The RINSE Project team, based in Norfolk, received an e-mail from a team of scientists in South Korea, keen to find out how the county tackled the eradication of an invasive aquatic rodent – the coypu.
Coypus, (known as ‘nutria’ in Asia) resemble a small beaver but have rounded, not flattened tails and large orange incisor teeth. They cause damage to waterways and flood defences as well as consuming farmland crops and aquatic vegetation.
The Koreans were so impressed with by RINSE that they asked to visit Norfolk to find out more. We organised for the Korean party to visit in March and meet Simon Baker, one of the key players in the eradication of coypu in Norfolk.
Coypu have not been seen in Norfolk, or the UK, since the 1989.

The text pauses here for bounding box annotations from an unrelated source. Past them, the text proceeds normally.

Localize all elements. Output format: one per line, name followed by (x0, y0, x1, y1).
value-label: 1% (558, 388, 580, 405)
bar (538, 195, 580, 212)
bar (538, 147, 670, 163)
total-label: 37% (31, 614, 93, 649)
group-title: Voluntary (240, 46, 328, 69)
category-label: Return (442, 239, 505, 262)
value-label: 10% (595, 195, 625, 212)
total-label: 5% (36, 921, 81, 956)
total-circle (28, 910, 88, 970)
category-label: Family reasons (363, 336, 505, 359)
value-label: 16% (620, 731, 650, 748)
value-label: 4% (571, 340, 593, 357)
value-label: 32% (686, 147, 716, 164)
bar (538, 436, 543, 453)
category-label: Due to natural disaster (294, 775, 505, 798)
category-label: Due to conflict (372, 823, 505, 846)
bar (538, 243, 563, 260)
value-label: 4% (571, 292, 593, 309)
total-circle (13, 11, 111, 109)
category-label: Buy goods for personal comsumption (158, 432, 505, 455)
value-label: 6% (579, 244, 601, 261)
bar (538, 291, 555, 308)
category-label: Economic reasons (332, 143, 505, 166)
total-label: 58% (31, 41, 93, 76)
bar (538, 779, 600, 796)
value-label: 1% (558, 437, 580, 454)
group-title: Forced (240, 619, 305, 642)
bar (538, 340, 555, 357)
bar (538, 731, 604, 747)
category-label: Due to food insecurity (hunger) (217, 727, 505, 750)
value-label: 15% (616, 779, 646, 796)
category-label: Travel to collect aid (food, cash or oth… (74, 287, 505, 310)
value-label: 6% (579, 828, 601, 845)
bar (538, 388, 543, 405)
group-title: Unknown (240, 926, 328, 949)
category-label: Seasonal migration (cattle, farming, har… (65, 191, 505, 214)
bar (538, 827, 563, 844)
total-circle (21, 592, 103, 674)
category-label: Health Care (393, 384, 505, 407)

Originally introduced from South America to farm for their fur in the 1920s, coypu were first documented in the wild in the UK in Sussex in 1932. Prolific breeders and lacking any natural predators, populations of escapee coypu rapidly grew along watercourses. By 1945, there were coypu along 65km of Norfolk’s rivers. Their burrowing activities caused damage to river banks and dyke walls leading to flooding. Reedbeds were damaged, important habitats destroyed and rare plants lost.
An intensive trapping programme was initiated and completed ahead of schedule. The successful eradication of the species is estimated to have cost approximately £2.5 million.
Thanks to these efforts, the RINSE project which launched in 2011 hasn’t had to deal with coypu in Norfolk, although the species is still a significant problem for RINSE partners in France and the Netherlands.